POST https://platform-api.aixplain.com/v2/agents/{agent_id}/run
x-api-key: YOUR_API_KEY
Content-Type: application/json

{
"query": "Summarize the latest AI news.",
"maxTokens": 1024,
"maxIterations": 15,
"outputFormat": "markdown"
}

Poll for the result

Request:

GET https://platform-api.aixplain.com/sdk/agents/{request_id}/result
x-api-key: YOUR_API_KEY

Completed response:

{
"completed": true,
"status": "SUCCESS",
"data": {
"input": "What is 5 + 5?",
"output": "10",
"session_id": "6a0fc1f51ea81106dbb8e35d_20260531235330",
"intermediate_steps": [],
"plan": [],
"executionStats": {},
"runTime": 1.42,
"usedCredits": 0.0001
}
}

The agent's answer is in data.output. A reusable conversation handle is in data.session_id (see below). The payload also includes intermediate_steps, plan, and executionStats describing the agent's reasoning and tool calls. Keep polling while status is IN_PROGRESS; stop on SUCCESS or FAILED.

Multi-turn conversations

There are two independent ways to give an agent prior context. Pick one per request.

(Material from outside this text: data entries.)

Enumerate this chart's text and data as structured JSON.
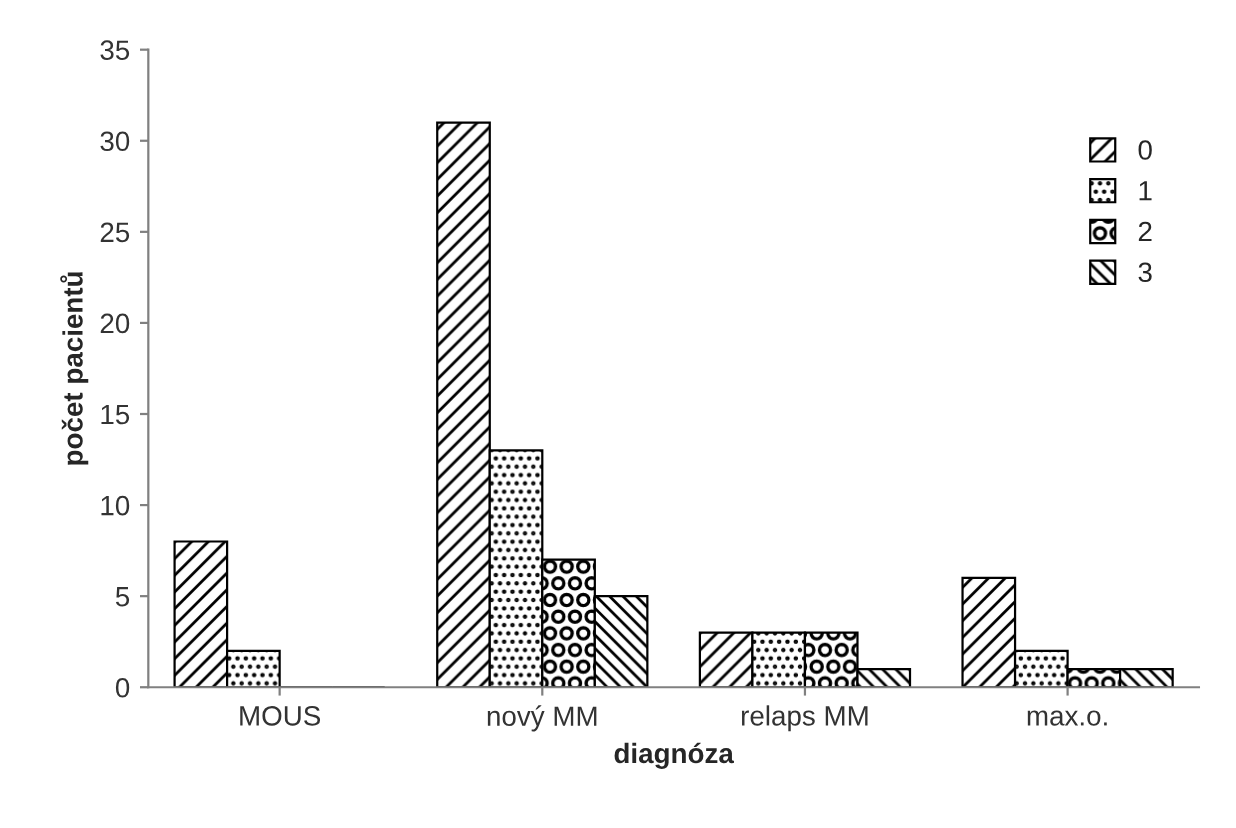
{
  "chart_data": {
    "type": "bar",
    "xlabel": "diagnóza",
    "ylabel": "počet pacientů",
    "categories": [
      "MOUS",
      "nový MM",
      "relaps MM",
      "max.o."
    ],
    "series": [
      {
        "name": "0",
        "color": "#000000",
        "values": [
          8,
          31,
          3,
          6
        ]
      },
      {
        "name": "1",
        "color": "#000000",
        "values": [
          2,
          13,
          3,
          2
        ]
      },
      {
        "name": "2",
        "color": "#000000",
        "values": [
          0,
          7,
          3,
          1
        ]
      },
      {
        "name": "3",
        "color": "#000000",
        "values": [
          0,
          5,
          1,
          1
        ]
      }
    ],
    "ylim": [
      0,
      35
    ],
    "yticks": [
      0,
      5,
      10,
      15,
      20,
      25,
      30,
      35
    ],
    "grid": false,
    "legend": "top right"
  }
}
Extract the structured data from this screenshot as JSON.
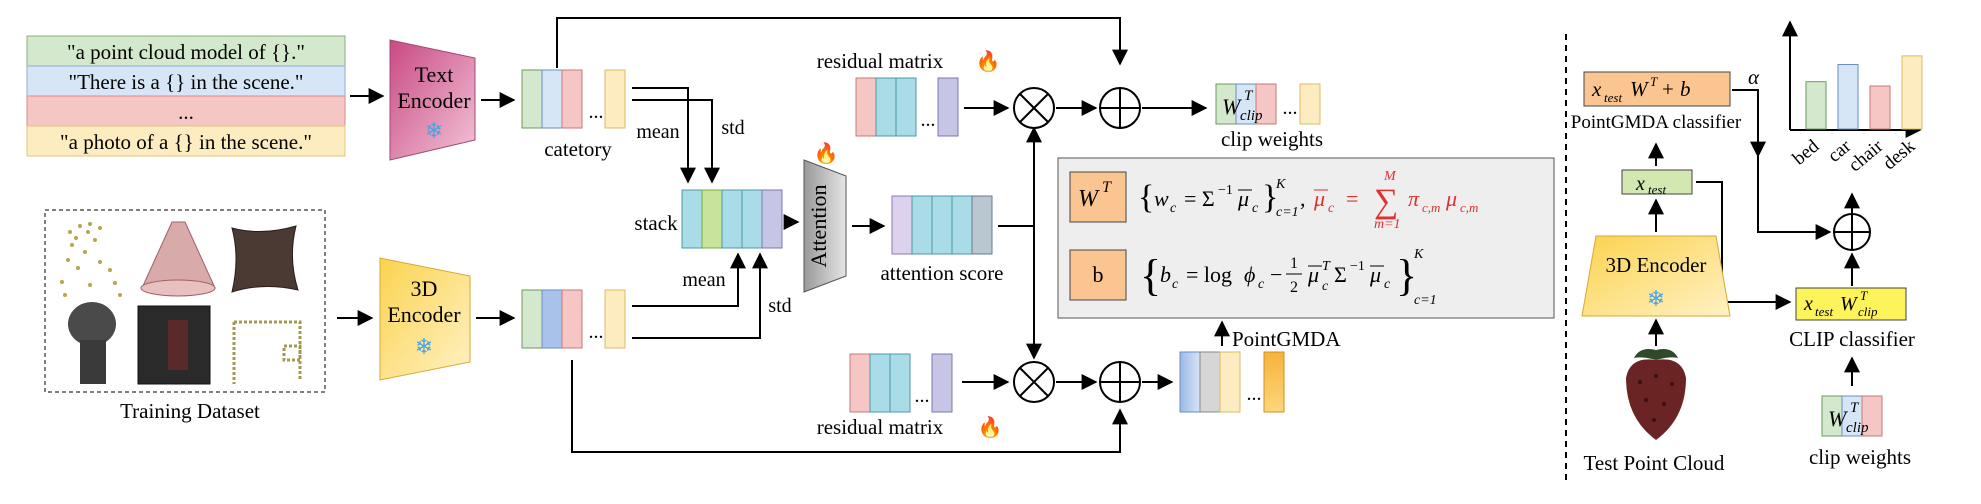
{
  "prompts": [
    "\"a point cloud model of {}.\"",
    "\"There is a {} in the scene.\"",
    "...",
    "\"a photo of a {} in the scene.\""
  ],
  "text_encoder": [
    "Text",
    "Encoder"
  ],
  "encoder_3d": [
    "3D",
    "Encoder"
  ],
  "catetory": "catetory",
  "mean": "mean",
  "std": "std",
  "stack": "stack",
  "attention": "Attention",
  "attention_score": "attention score",
  "residual_matrix": "residual matrix",
  "clip_weights": "clip weights",
  "pointgmda": "PointGMDA",
  "training_dataset": "Training Dataset",
  "ellipsis": "...",
  "formula": {
    "wt_box": "W",
    "wt_sup": "T",
    "b_box": "b"
  },
  "right": {
    "classifier_label": "PointGMDA classifier",
    "alpha": "α",
    "x_test": "x",
    "x_test_sub": "test",
    "encoder": "3D Encoder",
    "clip_classifier": "CLIP classifier",
    "test_point_cloud": "Test Point Cloud",
    "clip_weights": "clip weights",
    "bar_labels": [
      "bed",
      "car",
      "chair",
      "desk"
    ],
    "bar_values": [
      0.55,
      0.75,
      0.5,
      0.85
    ]
  },
  "colors": {
    "green": "#d3e8cc",
    "blue": "#d6e6f7",
    "red": "#f5c6c4",
    "yellow": "#fdecc0",
    "orange_box": "#fbc592",
    "formula_bg": "#eeeeee",
    "text_encoder": "#d86a9a",
    "encoder_3d": "#fcd96a",
    "red_math": "#e03030"
  }
}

Omit sessionId on the first run, read data.session_id from the result, then pass it back on later runs. The platform stores the conversation for you.

First run (no sessionId):

POST https://platform-api.aixplain.com/v2/agents/{agent_id}/run
x-api-key: YOUR_API_KEY
Content-Type: application/json

{
"query": "My name is Sam."
}

Follow-up run, reusing the session_id returned by the first run:

POST https://platform-api.aixplain.com/v2/agents/{agent_id}/run
x-api-key: YOUR_API_KEY
Content-Type: application/json

{
"query": "What is my name?",
"sessionId": "SESSION_ID_FROM_PREVIOUS_RESPONSE"
}
note

The request field is sessionId (camelCase); the value comes from data.session_id (snake_case) in the previous run's result.

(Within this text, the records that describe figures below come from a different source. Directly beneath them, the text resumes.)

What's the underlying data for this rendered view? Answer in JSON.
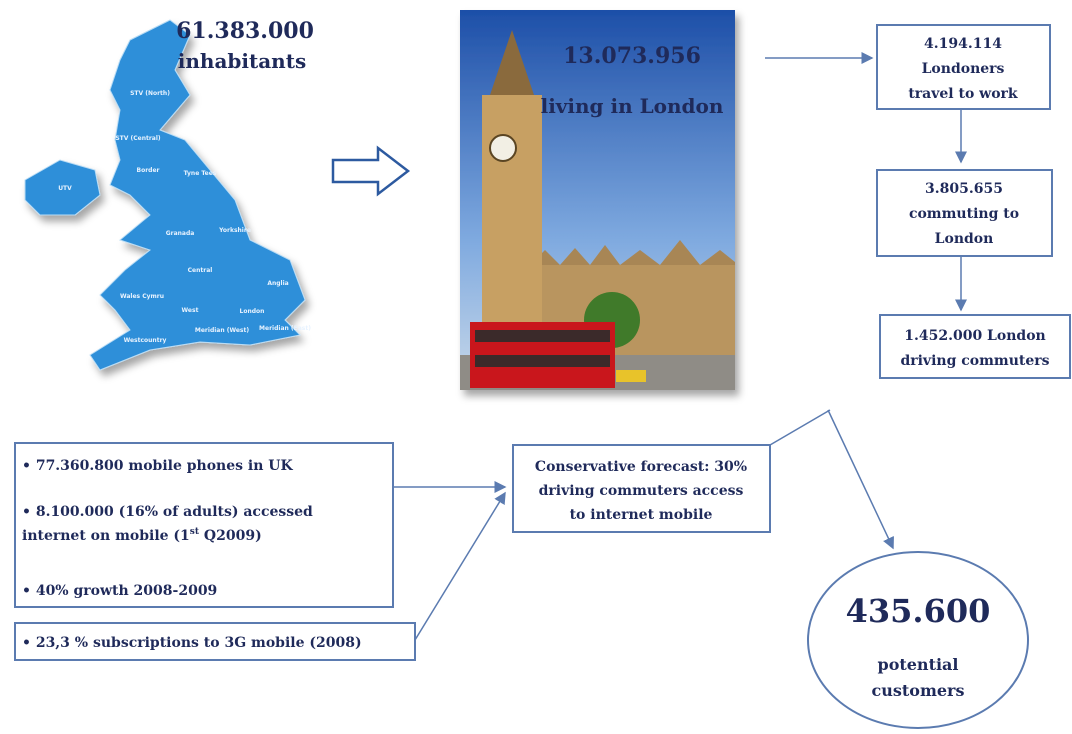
{
  "map": {
    "number": "61.383.000",
    "caption": "inhabitants",
    "regions": [
      "STV (North)",
      "STV (Central)",
      "UTV",
      "Border",
      "Tyne Tees",
      "Granada",
      "Yorkshire",
      "Central",
      "Anglia",
      "Wales Cymru",
      "West",
      "London",
      "Meridian (West)",
      "Meridian (East)",
      "Westcountry"
    ]
  },
  "photo": {
    "number": "13.073.956",
    "caption": "living in London"
  },
  "flow": [
    [
      "4.194.114",
      "Londoners",
      "travel to work"
    ],
    [
      "3.805.655",
      "commuting to",
      "London"
    ],
    [
      "1.452.000 London",
      "driving commuters"
    ]
  ],
  "facts": {
    "bullets": [
      [
        "• 77.360.800 mobile phones in UK"
      ],
      [
        "• 8.100.000 (16% of adults) accessed",
        "internet on mobile (1",
        "st",
        " Q2009)"
      ],
      [
        "• 40% growth 2008-2009"
      ]
    ],
    "extra": "• 23,3 % subscriptions to 3G mobile (2008)"
  },
  "forecast": [
    "Conservative forecast: 30%",
    "driving commuters access",
    "to internet mobile"
  ],
  "result": {
    "number": "435.600",
    "lines": [
      "potential",
      "customers"
    ]
  }
}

Option B — client-managed history

Send the prior turns explicitly as a history array. Use this when you keep the conversation state on your side rather than relying on a session.

Request:

POST https://platform-api.aixplain.com/v2/agents/{agent_id}/run
x-api-key: YOUR_API_KEY
Content-Type: application/json

{
"query": "Continue from where we left off",
"history": [
{"role": "user", "content": "Help me plan a project"},
{"role": "assistant", "content": "Sure! What kind of project?"}
]
}

Errors

Failed requests return a non-2xx HTTP status with a message describing the problem.

StatusTypical causeExample body
400Malformed body or missing required field (e.g. an empty or wrongly-nested query).{"message":["query should not be empty"],"error":"Bad Request","statusCode":400}
401Missing or invalid x-api-key.{"error":"Invalid api key. Please generate a new api key and try again."}
492Input URL could not be fetched (unreachable or blocked host).{"error":"err.invalid_input_data_or_input_url"}

A model can also return HTTP 201 with "status": "FAILED" when the upstream provider rejects the input—for example an unfetchable image URL (code: "invalid_image_url") or a missing required parameter. For asynchronous runs, a job that starts successfully can still finish FAILED. Always check the final status, not just the HTTP code of the initial POST.